Comparisons are made between the Advection–Diffusion Equation (ADE) approach for particle transport and the two-fluid model approach based on the PDF method. In principle, the ADE approach offers a much simpler way of calculating the inertial deposition of particles in a turbulent boundary layer than that based on the PDF approach. However the ADE equations that have recently been used are only strictly valid for a simple Gaussian process when particle inertia is small. Using a prescribed, but in general non-Gaussian random particle velocity field, it is shown that the net particle mass flux contains a drift term in addition to that from the mean velocity of the particle velocity field, associated with the compressibility of the velocity field.
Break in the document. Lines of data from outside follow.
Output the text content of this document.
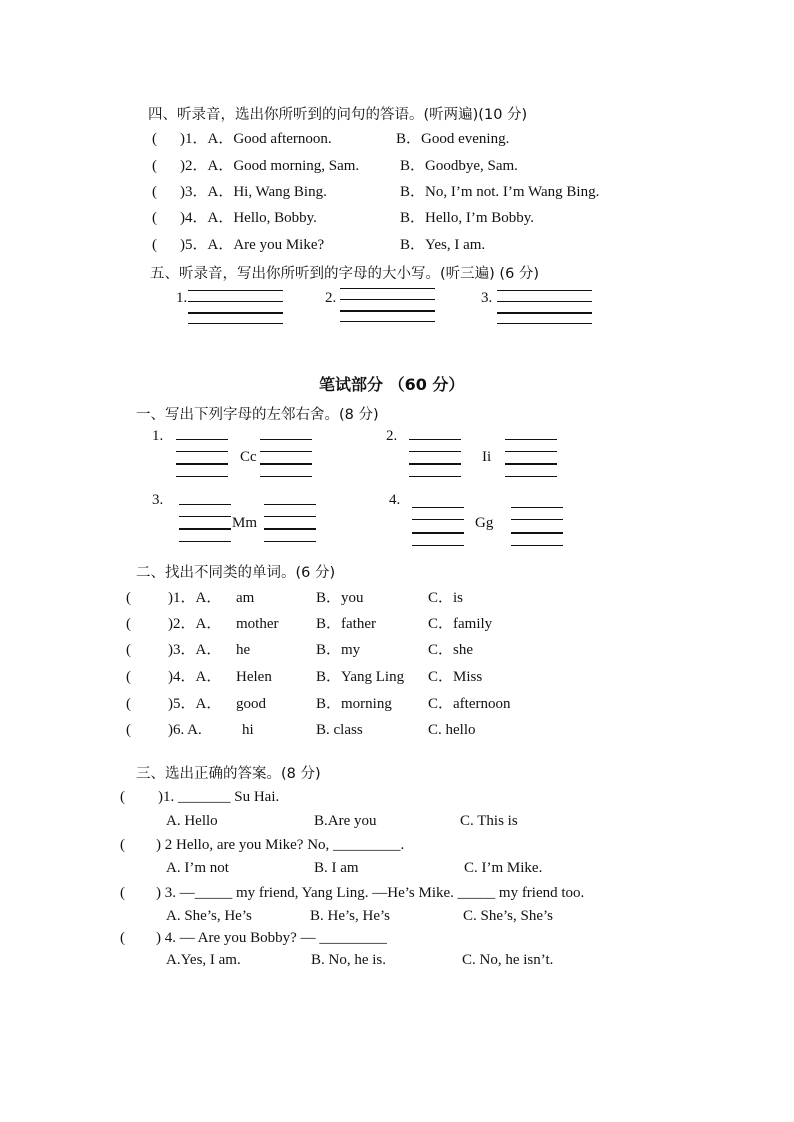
四、听录音，选出你所听到的问句的答语。(听两遍)(10 分)
( )1．A．Good afternoon.	B．Good evening.
( )2．A．Good morning, Sam.	B．Goodbye, Sam.
( )3．A．Hi, Wang Bing.	B．No, I’m not. I’m Wang Bing.
( )4．A．Hello, Bobby.	B．Hello, I’m Bobby.
( )5．A．Are you Mike?	B．Yes, I am.
五、听录音，写出你所听到的字母的大小写。(听三遍) (6 分)
1.	2.	3.
笔试部分 （60 分）
一、写出下列字母的左邻右舍。(8 分)
1.
Cc
2.
Ii
3.
Mm
4.
Gg
二、找出不同类的单词。(6 分)
( )1．A． am	B．you	C．is
( )2．A． mother	B．father	C．family
( )3．A． he	B．my	C．she
( )4．A． Helen	B．Yang Ling C．Miss
( )5．A． good	B．morning C．afternoon
( )6. A.	hi	B. class	C. hello
三、选出正确的答案。(8 分)
( )1. _______ Su Hai.
A. Hello	B.Are you	C. This is
( ) 2 Hello, are you Mike? No, _________.
A. I’m not	B. I am	C. I’m Mike.
( ) 3. —_____ my friend, Yang Ling. —He’s Mike. _____ my friend too.
A. She’s, He’s	B. He’s, He’s	C. She’s, She’s
( ) 4. — Are you Bobby? — _________
A.Yes, I am.	B. No, he is.	C. No, he isn’t.
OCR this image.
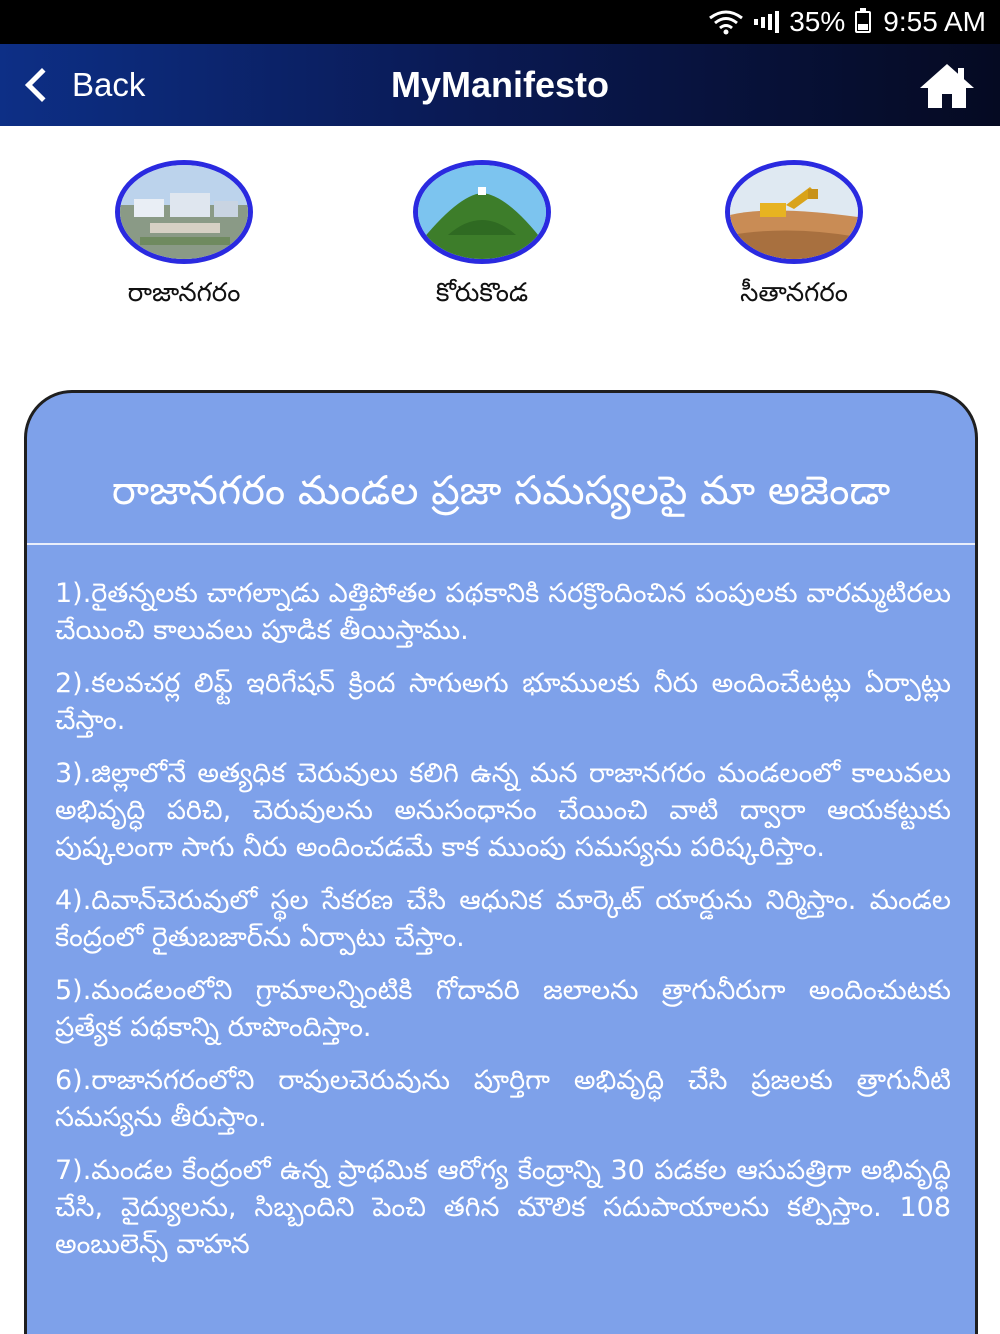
35% 9:55 AM
Back	MyManifesto
రాజానగరం	కోరుకొండ	సీతానగరం
రాజానగరం మండల ప్రజా సమస్యలపై మా అజెండా

1).రైతన్నలకు చాగల్నాడు ఎత్తిపోతల పథకానికి సరక్రొందించిన పంపులకు వారమ్మటిరలు చేయించి కాలువలు పూడిక తీయిస్తాము.

2).కలవచర్ల లిఫ్ట్ ఇరిగేషన్ క్రింద సాగుఅగు భూములకు నీరు అందించేటట్లు ఏర్పాట్లు చేస్తాం.

3).జిల్లాలోనే అత్యధిక చెరువులు కలిగి ఉన్న మన రాజానగరం మండలంలో కాలువలు అభివృద్ధి పరిచి, చెరువులను అనుసంధానం చేయించి వాటి ద్వారా ఆయకట్టుకు పుష్కలంగా సాగు నీరు అందించడమే కాక ముంపు సమస్యను పరిష్కరిస్తాం.

4).దివాన్‌చెరువులో స్థల సేకరణ చేసి ఆధునిక మార్కెట్ యార్డును నిర్మిస్తాం. మండల కేంద్రంలో రైతుబజార్‌ను ఏర్పాటు చేస్తాం.

5).మండలంలోని గ్రామాలన్నింటికి గోదావరి జలాలను త్రాగునీరుగా అందించుటకు ప్రత్యేక పథకాన్ని రూపొందిస్తాం.

6).రాజానగరంలోని రావులచెరువును పూర్తిగా అభివృద్ధి చేసి ప్రజలకు త్రాగునీటి సమస్యను తీరుస్తాం.

7).మండల కేంద్రంలో ఉన్న ప్రాథమిక ఆరోగ్య కేంద్రాన్ని 30 పడకల ఆసుపత్రిగా అభివృద్ధి చేసి, వైద్యులను, సిబ్బందిని పెంచి తగిన మౌలిక సదుపాయాలను కల్పిస్తాం. 108 అంబులెన్స్ వాహన
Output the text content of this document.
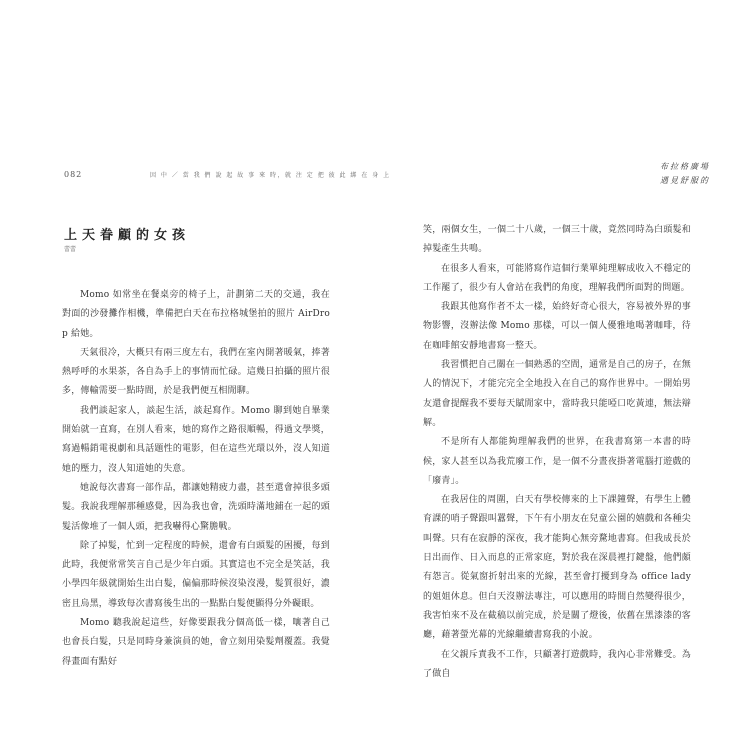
082	因 中 ／ 當 我 們 說 起 故 事 來 時，就 注 定 把 彼 此 綁 在 身 上
布拉格廣場
遇見舒服的
上天眷顧的女孩
蕾蕾

Momo 如常坐在餐桌旁的椅子上，計劃第二天的交通，我在對面的沙發攤作相機，準備把白天在布拉格城堡拍的照片 AirDrop 給她。

天氣很冷，大概只有兩三度左右，我們在室內開著暖氣，捧著熱呼呼的水果茶，各自為手上的事情而忙碌。這幾日拍攝的照片很多，傳輸需要一點時間，於是我們便互相閒聊。

我們談起家人，談起生活，談起寫作。Momo 聊到她自畢業開始就一直寫，在別人看來，她的寫作之路很順暢，得過文學獎，寫過暢銷電視劇和具話題性的電影，但在這些光環以外，沒人知道她的壓力，沒人知道她的失意。

她說每次書寫一部作品，都讓她精疲力盡，甚至還會掉很多頭髮。我說我理解那種感覺，因為我也會，洗頭時滿地鋪在一起的頭髮活像堆了一個人頭，把我嚇得心驚膽戰。

除了掉髮，忙到一定程度的時候，還會有白頭髮的困擾，每到此時，我便常常笑言自己是少年白頭。其實這也不完全是笑話，我小學四年級就開始生出白髮，偏偏那時候沒染沒漫，髮質很好，濃密且烏黑，導致每次書寫後生出的一點點白髮便顯得分外礙眼。

Momo 聽我說起這些，好像要跟我分個高低一樣，嚷著自己也會長白髮，只是同時身兼演員的她，會立刻用染髮劑覆蓋。我覺得畫面有點好

笑，兩個女生，一個二十八歲，一個三十歲，竟然同時為白頭髮和掉髮產生共鳴。

在很多人看來，可能將寫作這個行業單純理解成收入不穩定的工作罷了，很少有人會站在我們的角度，理解我們所面對的問題。

我跟其他寫作者不太一樣，始終好奇心很大，容易被外界的事物影響，沒辦法像 Momo 那樣，可以一個人優雅地喝著咖啡，待在咖啡館安靜地書寫一整天。

我習慣把自己關在一個熟悉的空間，通常是自己的房子，在無人的情況下，才能完完全全地投入在自己的寫作世界中。一開始男友還會提醒我不要每天賦閒家中，當時我只能啞口吃黃連，無法辯解。

不是所有人都能夠理解我們的世界，在我書寫第一本書的時候，家人甚至以為我荒廢工作，是一個不分晝夜掛著電腦打遊戲的「廢青」。

在我居住的周圍，白天有學校傳來的上下課鐘聲，有學生上體育課的哨子聲跟叫囂聲，下午有小朋友在兒童公園的嬉戲和各種尖叫聲。只有在寂靜的深夜，我才能夠心無旁騖地書寫。但我成長於日出而作、日入而息的正常家庭，對於我在深晨裡打鍵盤，他們頗有怨言。從氣窗折射出來的光線，甚至會打擾到身為 office lady 的姐姐休息。但白天沒辦法專注，可以應用的時間自然變得很少，我害怕來不及在截稿以前完成，於是關了燈後，依舊在黑漆漆的客廳，藉著螢光幕的光線繼續書寫我的小說。

在父親斥責我不工作，只顧著打遊戲時，我內心非常難受。為了做自
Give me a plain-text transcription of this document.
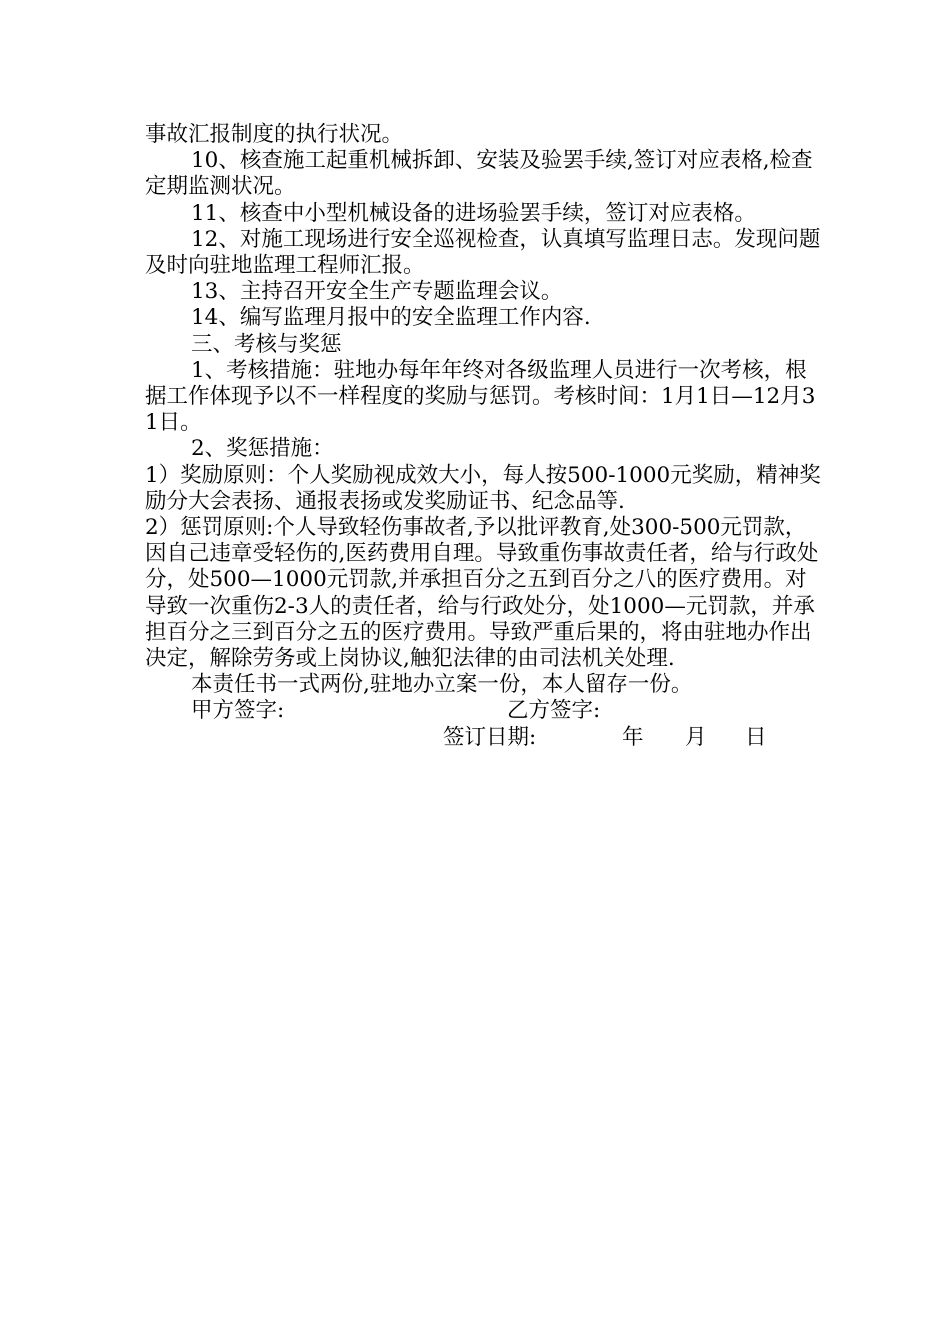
事故汇报制度的执行状况。

10、核查施工起重机械拆卸、安装及验罢手续,签订对应表格,检查定期监测状况。

11、核查中小型机械设备的进场验罢手续，签订对应表格。

12、对施工现场进行安全巡视检查，认真填写监理日志。发现问题及时向驻地监理工程师汇报。

13、主持召开安全生产专题监理会议。

14、编写监理月报中的安全监理工作内容.

三、考核与奖惩

1、考核措施：驻地办每年年终对各级监理人员进行一次考核，根据工作体现予以不一样程度的奖励与惩罚。考核时间：1月1日—12月31日。

2、奖惩措施：

1）奖励原则：个人奖励视成效大小，每人按500-1000元奖励，精神奖励分大会表扬、通报表扬或发奖励证书、纪念品等.

2）惩罚原则:个人导致轻伤事故者,予以批评教育,处300-500元罚款，因自己违章受轻伤的,医药费用自理。导致重伤事故责任者，给与行政处分，处500—1000元罚款,并承担百分之五到百分之八的医疗费用。对导致一次重伤2-3人的责任者，给与行政处分，处1000—元罚款，并承担百分之三到百分之五的医疗费用。导致严重后果的，将由驻地办作出决定，解除劳务或上岗协议,触犯法律的由司法机关处理.

本责任书一式两份,驻地办立案一份，本人留存一份。

甲方签字:	乙方签字:
签订日期:	年 月 日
Furthermore the diffusive flux in general depends not only upon the gradient of the mean concentration (true only for a Gaussian random flow field) but also upon higher order derivatives whose relative contribution depends on diffusion coefficients D ijk… etc. These coefficients depend upon the statistical moments associated with random displacements and compressibility of the particle flow field along particle trajectories which in turn depend upon particle inertia. In contrast the PDF approach offers the advantage of using a simple gradient (Gaussian) approximation in particle phase space which can lead to a non-Gaussian spatial dispersion process when particle inertia is important. Conditions based on the particle mean free path are derived for which a simple ADE is appropriate. Some of the features of particle transport in an inhomogeneous turbulent flow are illustrated by examining particle dispersion in a random flow field composed of pairs of counter rotating vortices which has an rms velocity which increase linearly from a stagnation point.